Глаза ее прячутся в железных тенях, глазницы потемнели, словно от очень метких ударов. Нижняя челюсть маленькая, квадратная, выпячена, когда говорит, больше видно нижние зубы… Улыбки не дождешься. У костей черепа резкие обводы, припаяны друг к другу крепко. В ее ауре меловая пыль, хозяйственное мыло, пот. И по углам — всегда — ее комнаты, у окна — отчаявшаяся Люба, хорошенькая соколица. Галина ее выучила — но летает из них только Люба, лишь ей ведом верстовой нырок, удар когтей, кровь, а поджарой хозяйке ее суждено оставаться внизу, в классе, запертой словами, сугробами, изморозными схемами белых слов.
За тучами вибрирует свет. Чичерин несет грязь с улицы в центр ликбеза, Люба заливается румянцем, комичный китаец-разнорабочий Чу Пян как бы лебезит и шваброй метет перед ним пол, ранний ученик-другой оделяет непроницаемым взором. Разъездной «местный» учитель Джакып Кулан поднимает голову от кучи пастельных топографических карт, черных теодолитов, шнурков, тракторных сальников, запальных свечей, рулевых тяг в тавоте, стальных палеток, патронов калибра 7,62 мм, крошек и огрызков лепешек , чтобы поклянчить папироску, которая уже покинула чичеринский карман и на пути к нему.
Благодарно улыбается. Попробовал бы не. В намерениях Чичерина он не уверен, в дружбе русского — и подавно. Отца у Джакыпа Кулана убили в восстании 1916 года, когда он пытался удрать от войск Куропаткина через границу в Китай, — среди примерно 100 киргизских беглецов, которых как-то под вечер истребили у пересохшей речки, кою, вероятно, можно проследить к северу до нуля на самой вершине мира. Русские переселенцы, поддавшись полномасштабной панике самосуда, окружили смуглых беженцев и поубивали их лопатами, вилами, старыми берданами — что под руку подвернулось. Обычное дело в тогдашнем Семиречье даже в такой дали от железной дороги. Тем кошмарным летом они охотились на сартов, казахов, киргизов и дунган, как на дичь. Вели ежедневный счет. Состязание — добродушное, однако не просто игра. Кони двинули тысячи неугомонных туземцев. Имена их и даже количества навеки утрачены. Опенки кожи, манеры одеваться становились резонными причинами: можно лишить свободы, избить, а то и убить. Даже голоса: потому что по равнинам этим проносились слухи о немецких и турецких агентах — не без помощи Петрограда. Предполагалось, что это туземное восстание — дело рук иностранцев, международный заговор в рассуждении открыть новый фронт в войне. Еще толика западной паранойи, прочно укорененной в европейском политическом равновесии. Как тут могли быть казахские, киргизские — вообще восточные — резоны? Разве не счастливы нацмены? Неужто полвека русского владычества не принесло прогресса? обогащения?
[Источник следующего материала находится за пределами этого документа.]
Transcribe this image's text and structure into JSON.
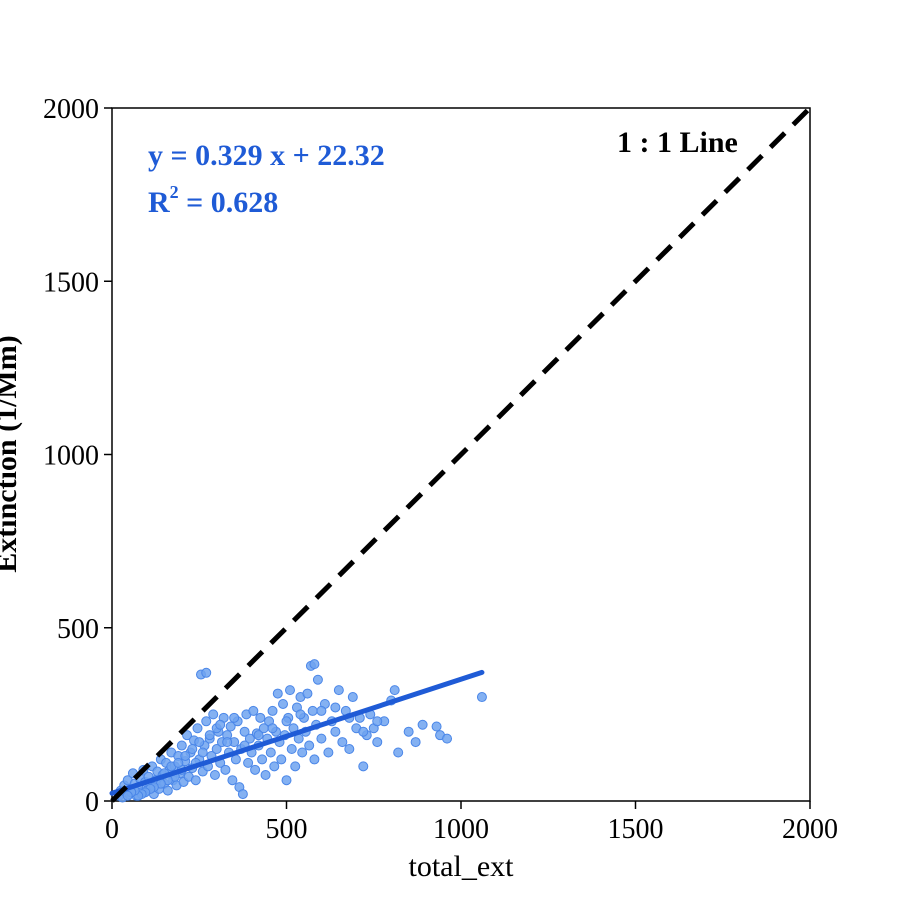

Ну а пока по московскому промыслу Джакып Кулан — сын национального мученика. К власти пришел грузин — к власти в России, древней и абсолютной — и объявил Доброту к Нацменьшинствам. Но хоть обаятельный тиран и делает, что может, Джакып Кулан как-то умудряется оставаться таким же «туземцем», как и прежде, и что ни день его эти русские замеряют на предмет неугомонности. Его гнедое лицо, долгие узкие глаза и пыльные сапоги, куда он ездит, когда уезжает и что на самом деле творится в одиноких сыромятных шатрах Снаружи, в аулах, на этом ветру, — эти загадки им неохота раскусывать, неохота мараться. Они кидают дружелюбные папиросы, творят ему бумажные бытия, используют его как Образованного Носителя Языка. Ему дозволено выполнять функцию — да, в общем, на этом и все… вот только то и дело — Любин взгляд, предполагающий соколиность: опутинки, небо и землю, странствия… Или от Галины — молчание там, где могли быть слова…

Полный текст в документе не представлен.